A study co-authored by British Columbia’s top doctor says at least 70 to 80 per cent of children and youth in Greater Vancouver and the Fraser Valley have been infected with COVID-19.
The study, which lists Dr. Bonnie Henry among 13 authors, says that in contrast, 60 to 70 per cent of adults aged 20 to 59 and about 40 per cent of those aged 60 and over have been infected.
The preprint study, which has not been peer-reviewed and was published on internet site medRxiv on Sept. 9, was met with criticism from an advocacy group whose spokesperson called it “extremely damning” of Henry’s own policies and assurances to parents.
Dr. Lyne Filiatrault, who speaks for Protect Our Province BC, a group of health-care professionals, scientists and advocates who say they want evidence-based policies, said the study shows a major jump in infections occurred during the school year among children under 10.
“This is basically documenting how kids got infected and not taking responsibility for having misled parents that schools were safe,” Filiatrault said Tuesday, adding that spread of the virus at daycares has been a source of concern for parents.
The study says surveillance reports of infections had understated the actual levels of infection by 92 times between March and August.
The study says the all-ages rate of infection in B.C’s Lower Mainland rose from below 15 per cent to about 60 per cent between October last year and this August, as the highly infectious Omicron variant took hold.
It is based on 14,000 anonymized blood samples obtained between March 2020 and this August from a network of outpatient laboratories.
A spokesman with the Health Ministry said Henry was not expected to be available to comment on the study until Thursday during a news conference on COVID-19 modelling numbers.
Lead author Danuta Skowronski, an epidemiologist focusing on emerging respiratory pathogens at the BC Centre for Disease Control, was also not available.
Filiatrault said one of the most jarring aspects of the study is the authors’ assertion that the levels of infection, combined with vaccination, have resulted in “more robust hybrid immunity.”
She said there had been a lack of recognition about a heavy toll that long COVID was taking on some children as well as parents who may have been infected by youngsters due to the lack of early measures taken to mitigate spread in classrooms.
Filiatrault said Henry’s assurances that COVID-19 spreads mainly in the community, not schools, did not match the reality of infections among kids, and now that had been backed up by the findings of the study.
“This study sets out, in point-blank form, what has been happening in this province, and it is, essentially, extremely damning,” she said, adding that masks should be mandatory in schools.
“If we keep doing what we’re doing, we are on a dangerous trajectory. What’s happened is kids have gone home and infected their parents and their multi-generational families. And it’s affecting the economy.”

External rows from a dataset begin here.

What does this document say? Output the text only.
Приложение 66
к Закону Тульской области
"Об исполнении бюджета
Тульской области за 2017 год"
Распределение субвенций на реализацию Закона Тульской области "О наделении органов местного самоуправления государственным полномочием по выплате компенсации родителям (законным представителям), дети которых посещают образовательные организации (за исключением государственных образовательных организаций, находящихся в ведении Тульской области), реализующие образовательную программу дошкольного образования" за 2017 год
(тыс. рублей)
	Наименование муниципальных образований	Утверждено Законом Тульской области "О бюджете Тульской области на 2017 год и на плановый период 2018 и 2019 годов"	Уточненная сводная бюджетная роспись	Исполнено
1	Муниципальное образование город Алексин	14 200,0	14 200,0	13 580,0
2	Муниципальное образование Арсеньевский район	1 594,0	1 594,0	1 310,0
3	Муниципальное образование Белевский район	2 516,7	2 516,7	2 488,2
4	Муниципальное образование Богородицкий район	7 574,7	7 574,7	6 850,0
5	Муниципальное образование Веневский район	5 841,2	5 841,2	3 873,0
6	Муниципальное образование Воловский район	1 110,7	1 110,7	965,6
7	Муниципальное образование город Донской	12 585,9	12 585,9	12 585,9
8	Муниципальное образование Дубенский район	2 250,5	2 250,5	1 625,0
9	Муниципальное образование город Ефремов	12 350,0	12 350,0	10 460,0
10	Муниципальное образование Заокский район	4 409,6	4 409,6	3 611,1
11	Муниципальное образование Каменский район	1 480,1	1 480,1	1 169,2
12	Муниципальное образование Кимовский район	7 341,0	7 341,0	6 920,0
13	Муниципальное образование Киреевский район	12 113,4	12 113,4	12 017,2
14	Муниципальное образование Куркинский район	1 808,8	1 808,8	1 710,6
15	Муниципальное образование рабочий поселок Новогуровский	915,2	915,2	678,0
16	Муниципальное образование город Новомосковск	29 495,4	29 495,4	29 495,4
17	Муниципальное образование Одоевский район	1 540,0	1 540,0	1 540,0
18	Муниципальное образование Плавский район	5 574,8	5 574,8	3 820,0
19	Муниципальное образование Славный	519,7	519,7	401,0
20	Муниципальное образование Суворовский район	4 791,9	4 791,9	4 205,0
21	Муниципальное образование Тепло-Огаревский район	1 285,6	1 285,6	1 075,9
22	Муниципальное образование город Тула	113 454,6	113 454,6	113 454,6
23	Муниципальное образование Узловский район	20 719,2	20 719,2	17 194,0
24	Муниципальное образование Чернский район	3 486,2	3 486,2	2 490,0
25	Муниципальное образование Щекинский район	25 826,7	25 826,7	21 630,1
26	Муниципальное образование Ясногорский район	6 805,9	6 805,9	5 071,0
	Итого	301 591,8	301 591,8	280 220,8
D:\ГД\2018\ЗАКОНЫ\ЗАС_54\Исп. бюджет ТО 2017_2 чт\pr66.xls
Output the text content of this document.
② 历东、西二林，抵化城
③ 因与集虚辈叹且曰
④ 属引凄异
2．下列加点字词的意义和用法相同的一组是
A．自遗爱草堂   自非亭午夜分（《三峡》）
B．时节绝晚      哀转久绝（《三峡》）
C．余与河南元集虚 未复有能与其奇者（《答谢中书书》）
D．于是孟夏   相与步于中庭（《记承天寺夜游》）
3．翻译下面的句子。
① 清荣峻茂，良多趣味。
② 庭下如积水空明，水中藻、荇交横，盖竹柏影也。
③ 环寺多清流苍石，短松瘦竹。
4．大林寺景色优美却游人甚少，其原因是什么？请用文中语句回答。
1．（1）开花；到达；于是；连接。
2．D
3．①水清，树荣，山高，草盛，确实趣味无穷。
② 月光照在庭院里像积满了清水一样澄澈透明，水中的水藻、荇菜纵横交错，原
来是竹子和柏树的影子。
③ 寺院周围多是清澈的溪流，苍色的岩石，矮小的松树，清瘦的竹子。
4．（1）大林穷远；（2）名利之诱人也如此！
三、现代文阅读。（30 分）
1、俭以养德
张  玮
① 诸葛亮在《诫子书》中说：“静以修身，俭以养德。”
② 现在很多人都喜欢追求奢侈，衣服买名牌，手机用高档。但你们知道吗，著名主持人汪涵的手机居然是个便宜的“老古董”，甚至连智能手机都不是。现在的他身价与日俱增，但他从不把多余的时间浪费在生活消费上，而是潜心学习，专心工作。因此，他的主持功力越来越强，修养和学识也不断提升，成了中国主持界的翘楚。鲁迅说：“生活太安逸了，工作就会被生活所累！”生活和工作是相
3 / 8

Kyenta Martins, who speaks for parent-led group Safe Schools Coalition B.C., said the study validates the worries parents have had about ventilation in schools
“A lot of people have been ringing the alarm bell. I am one of many, and I hate that term, but (we’ve been) gas-lit, by Henry and many public officials,” she said.
“Information has been out there this whole time by different scientists, aerosol experts, studies, detailing what we’ve said, that schools are a place of transmission because you are in close contact.”
Martins said she would like to know how school boards have spent federal money provided via the province to improve air quality, especially as COVID-19 cases are projected to rise this fall.